Most of it was information he already knew, or rumour and speculation that might or might not be true. On the third day, she came back announcing that she had found an elderly grandma who had worked at the palace of Celespire as a chambermaid, and knew all the gossip.
The former chambermaid had even known Karl, describing him as a sulky, resentful little boy, and full of self-importance once he was apprenticed to a wizard.
Josh perked his ears up.
“Which wizard?” he asked.
Rachel consulted her notes.
“Wizard Hawthorne.”
Josh tried to place the name.
“The guy with the invisible tower,” he said, as it finally clicked. “The invisible floating tower that … disappeared …”

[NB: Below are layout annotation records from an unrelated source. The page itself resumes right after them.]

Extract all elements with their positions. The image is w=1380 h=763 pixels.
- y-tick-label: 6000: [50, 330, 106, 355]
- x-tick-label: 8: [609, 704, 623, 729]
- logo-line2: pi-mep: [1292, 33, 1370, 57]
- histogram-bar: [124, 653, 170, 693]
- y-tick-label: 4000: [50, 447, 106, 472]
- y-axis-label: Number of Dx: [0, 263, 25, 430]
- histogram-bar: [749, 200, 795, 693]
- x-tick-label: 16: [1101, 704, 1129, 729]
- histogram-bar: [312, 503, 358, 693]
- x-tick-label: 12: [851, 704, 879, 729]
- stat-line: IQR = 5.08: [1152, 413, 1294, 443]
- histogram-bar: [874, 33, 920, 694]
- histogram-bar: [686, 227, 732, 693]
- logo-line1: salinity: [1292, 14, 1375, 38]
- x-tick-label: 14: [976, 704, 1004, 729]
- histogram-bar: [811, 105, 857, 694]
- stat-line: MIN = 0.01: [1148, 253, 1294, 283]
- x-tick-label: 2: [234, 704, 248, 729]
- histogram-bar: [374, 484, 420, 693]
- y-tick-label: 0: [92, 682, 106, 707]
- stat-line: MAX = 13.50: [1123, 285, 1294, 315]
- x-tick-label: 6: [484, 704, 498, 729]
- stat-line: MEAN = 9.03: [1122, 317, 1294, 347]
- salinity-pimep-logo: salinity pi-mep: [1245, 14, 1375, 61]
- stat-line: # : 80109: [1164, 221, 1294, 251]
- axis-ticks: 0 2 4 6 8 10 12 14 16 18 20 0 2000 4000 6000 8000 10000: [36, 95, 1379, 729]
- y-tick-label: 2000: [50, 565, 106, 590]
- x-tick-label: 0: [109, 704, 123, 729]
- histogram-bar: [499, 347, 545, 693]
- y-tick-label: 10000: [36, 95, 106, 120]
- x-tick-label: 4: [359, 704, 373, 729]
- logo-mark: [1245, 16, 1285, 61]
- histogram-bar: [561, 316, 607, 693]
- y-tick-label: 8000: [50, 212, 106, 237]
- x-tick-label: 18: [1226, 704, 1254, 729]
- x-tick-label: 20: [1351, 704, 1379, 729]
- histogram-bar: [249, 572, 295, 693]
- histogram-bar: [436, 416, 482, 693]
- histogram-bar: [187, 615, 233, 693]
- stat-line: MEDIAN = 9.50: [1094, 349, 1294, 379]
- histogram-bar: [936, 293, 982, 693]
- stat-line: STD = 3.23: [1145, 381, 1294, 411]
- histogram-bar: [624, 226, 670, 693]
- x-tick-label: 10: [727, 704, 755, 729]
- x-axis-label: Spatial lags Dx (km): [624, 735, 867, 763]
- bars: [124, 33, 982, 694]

Rachel frowned at him as he stared off into space.
“What?”
“Oh hell,” Josh said. “I know where the Dreamer must be hiding. And why no-one has been able to find him.”
On the fourth day, Josh decided he was healed enough to leave the house. He was still stiff and painful, but Lady Paleyne had been sending over a daily vial of medicine imbued with magic—actual healing potions! They did help to speed up the recovery process, and he felt able to walk around normally.
“Where are you going?” Rachel demanded, when she came in and saw him dressed up to go out.
Josh settled his Robin Hood hat on his head.
“Got to see a guy about a dragon,” he said.